By Sahil Patel
FCC chairman Tom Wheeler wants to expand the definition of a “multi-channel video programming distributor” to include internet-TV services in an effort to boost competition and consumer choice in the industry.
In a proposal he’s making to FCC commissioners, as outlined by a blog post on FCC.gov, Wheelers is calling for a “technology-neutral” definition of an MVPD. “The result of this technical adjustment will be to give MVPDs that use the internet (or any other method of transmission) the same access to programming owned by cable operators and the same ability to negotiate to carry broadcast TV stations that Congress gave to satellite systems in order to ensure competitive video markets,” he said.

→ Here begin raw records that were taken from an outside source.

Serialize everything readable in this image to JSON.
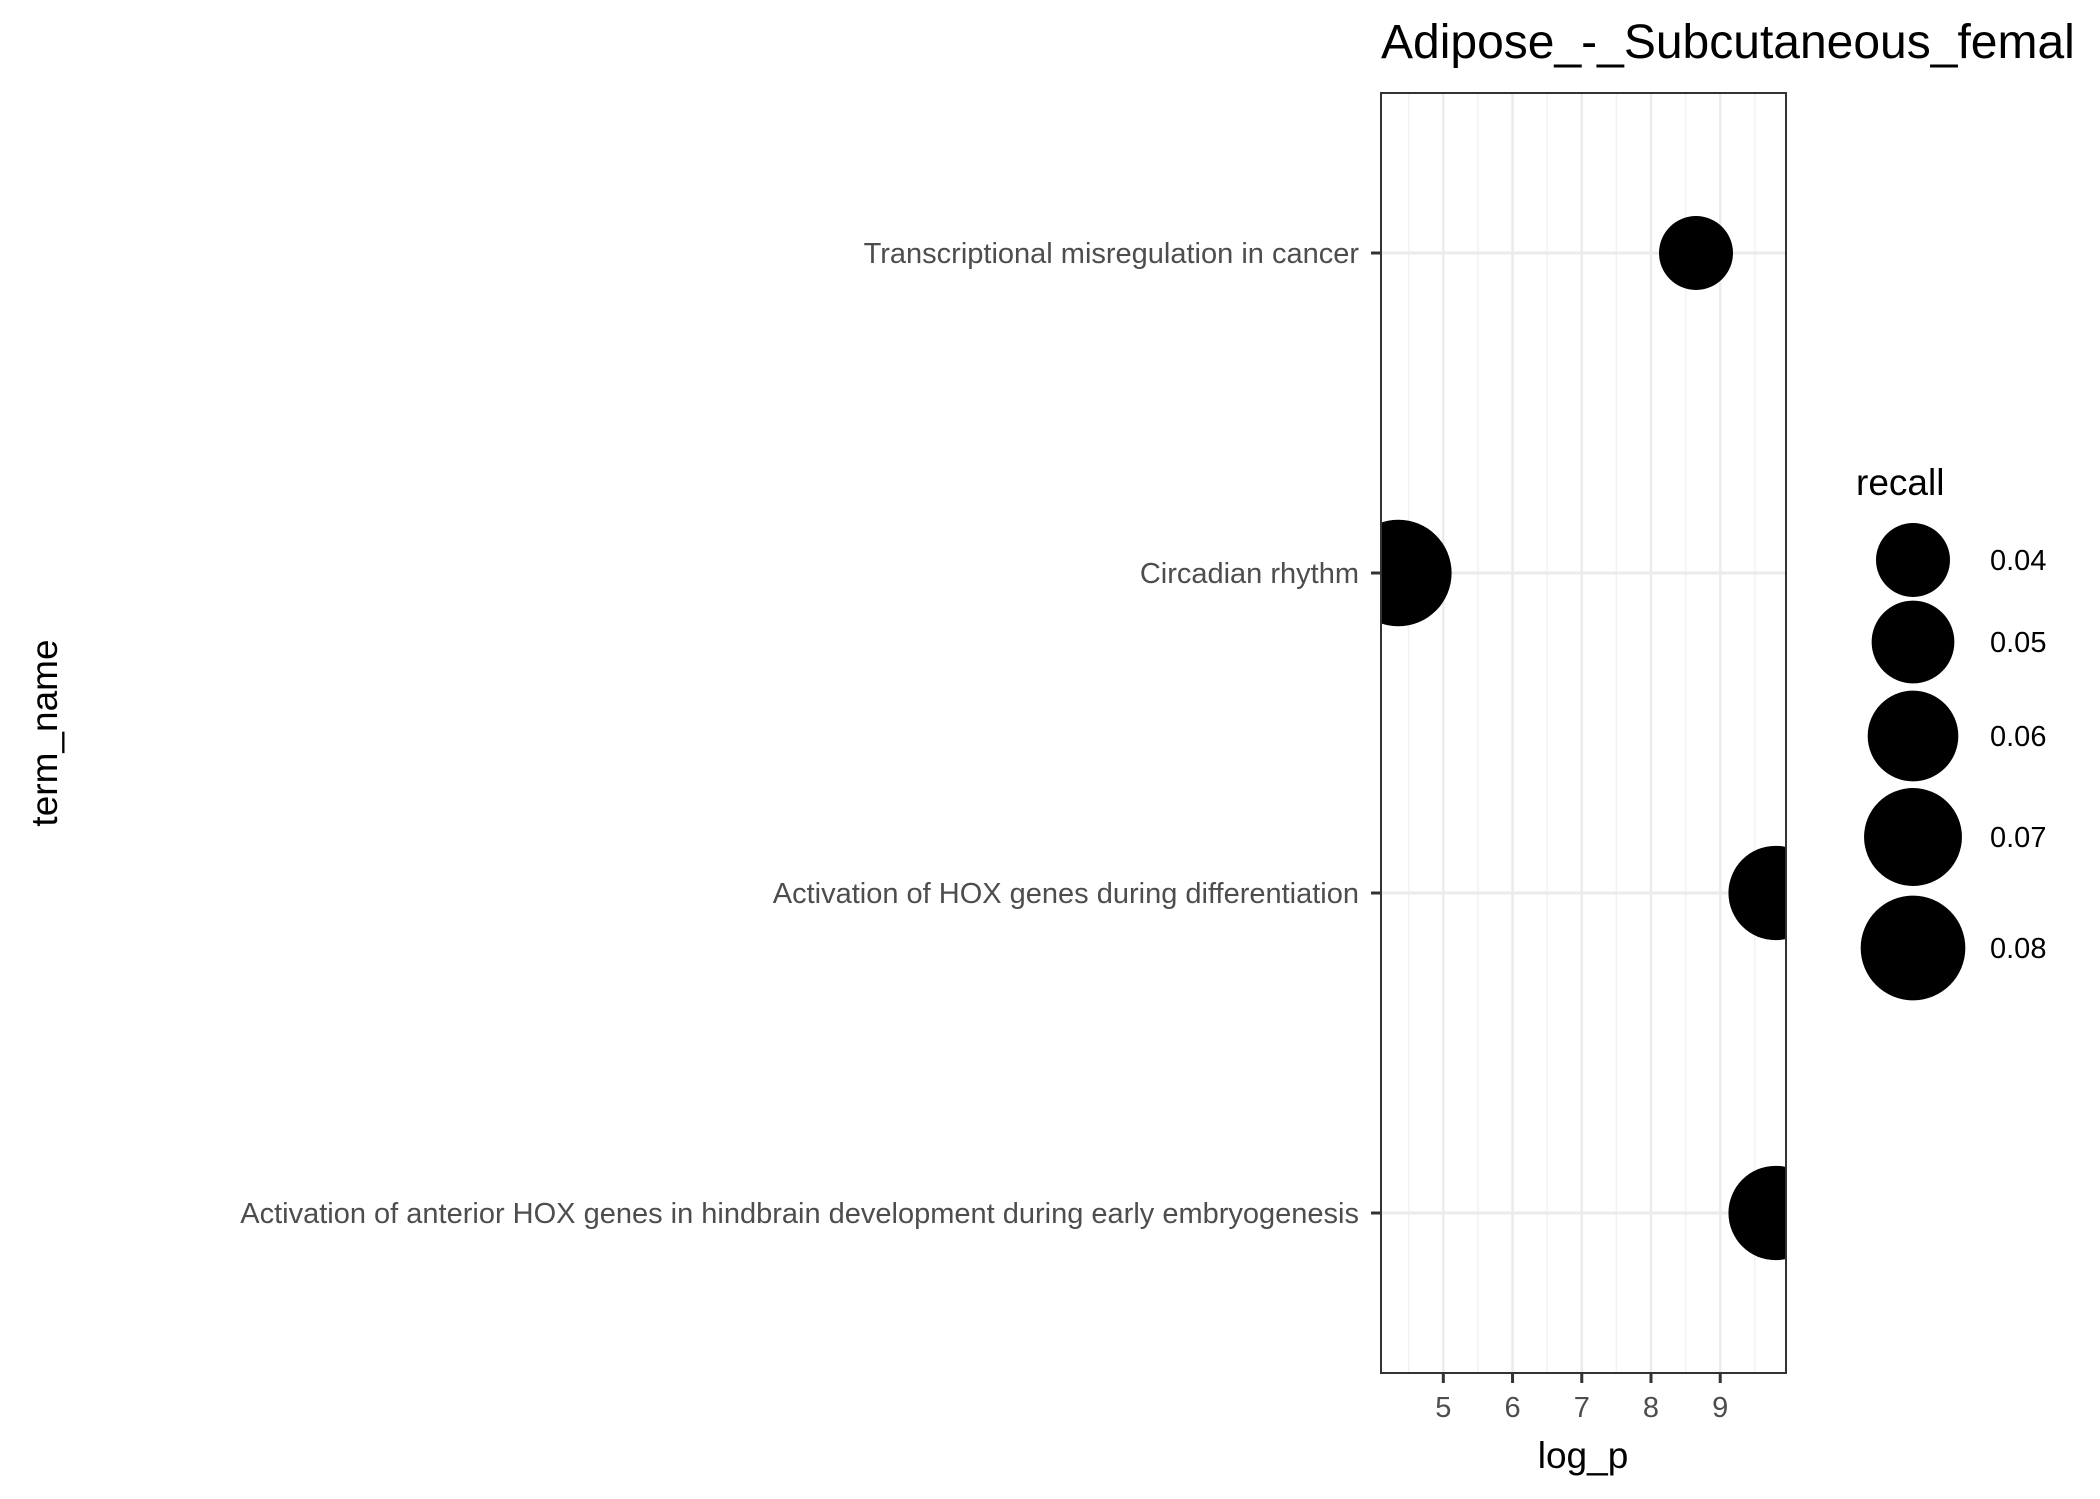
{
  "chart_data": {
    "type": "scatter",
    "title": "Adipose_-_Subcutaneous_femal",
    "xlabel": "log_p",
    "ylabel": "term_name",
    "xlim": [
      4.1,
      9.95
    ],
    "x_ticks": [
      5,
      6,
      7,
      8,
      9
    ],
    "grid": true,
    "categories": [
      "Transcriptional misregulation in cancer",
      "Circadian rhythm",
      "Activation of HOX genes during differentiation",
      "Activation of anterior HOX genes in hindbrain development during early embryogenesis"
    ],
    "points": [
      {
        "term": "Transcriptional misregulation in cancer",
        "log_p": 8.65,
        "recall": 0.04
      },
      {
        "term": "Circadian rhythm",
        "log_p": 4.35,
        "recall": 0.083
      },
      {
        "term": "Activation of HOX genes during differentiation",
        "log_p": 9.8,
        "recall": 0.065
      },
      {
        "term": "Activation of anterior HOX genes in hindbrain development during early embryogenesis",
        "log_p": 9.8,
        "recall": 0.065
      }
    ],
    "point_color": "#000000",
    "legend": {
      "title": "recall",
      "position": "right",
      "entries": [
        {
          "label": "0.04",
          "value": 0.04
        },
        {
          "label": "0.05",
          "value": 0.05
        },
        {
          "label": "0.06",
          "value": 0.06
        },
        {
          "label": "0.07",
          "value": 0.07
        },
        {
          "label": "0.08",
          "value": 0.08
        }
      ]
    }
  }
}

It’s difficult for a new player in the MVPD space to establish a foothold dominated by cable and satellite services, and once entirely dominated by cable services. By governing internet-based TV services — like those being developed by Sony, Dish, and Verizon — the same way that existing TV distributors like Comcast and Verizon are, the FCC would ensure that its own rules are not blocking competition and consumer choice.
“A key component of rules that spur competition is assuring the FCC’s rules are technology-neutral,” said Wheeler. “That’s why the definition of an MVPD should turn on the services that a provider offers, not on how those services reach viewers. Twenty-first century consumers shouldn’t be shackled to rules that only recognize 20th century technology.”
While designed for any service that offers linear programming — pre-scheduled, which means this does not apply to on-demand services like Netflix — the new rules could also cover standalone services being launched by CBS, HBO, and any other TV network in the future.
It could also help Aereo*, which was recently dealt a pretty-much-fatal blow by the US Courts. Wheeler referenced a recent meeting with Aereo, when the company asked him to explore a change in the definition of an MVPD. Aereo, which delivered live broadcast programming over the web, argued that the inclusion of internet-based delivery systems would pave the way for new MVPD services to launch, and as a result, give consumers greater access to different types of programming packages. This way, “perhaps consumers will not be forced to pay for channels they never watch,” said Wheeler.
What’s more, Wheeler’s proposal would also guarantee that a cable system would continue to be regulated as a cable system, even if it moves to IP-based delivery.
And it might spur competition in the broadband space, which is also dominated by cable companies. “Those seeking to deploy new competitive broadband networks tell us that it’s hard to provide new high-speed internet access without also being able to offer a competitive video package as well,” said Wheeler. “An updated definition of MVPD would permit a new broadband competitor to offer customers the ability to reach a variety of OTT video packages without necessarily having to enter the video business itself.”
To be fair, there are other elements of Aereo’s business that it would need to resolve before it has a chance for survival. This certainly would help, though.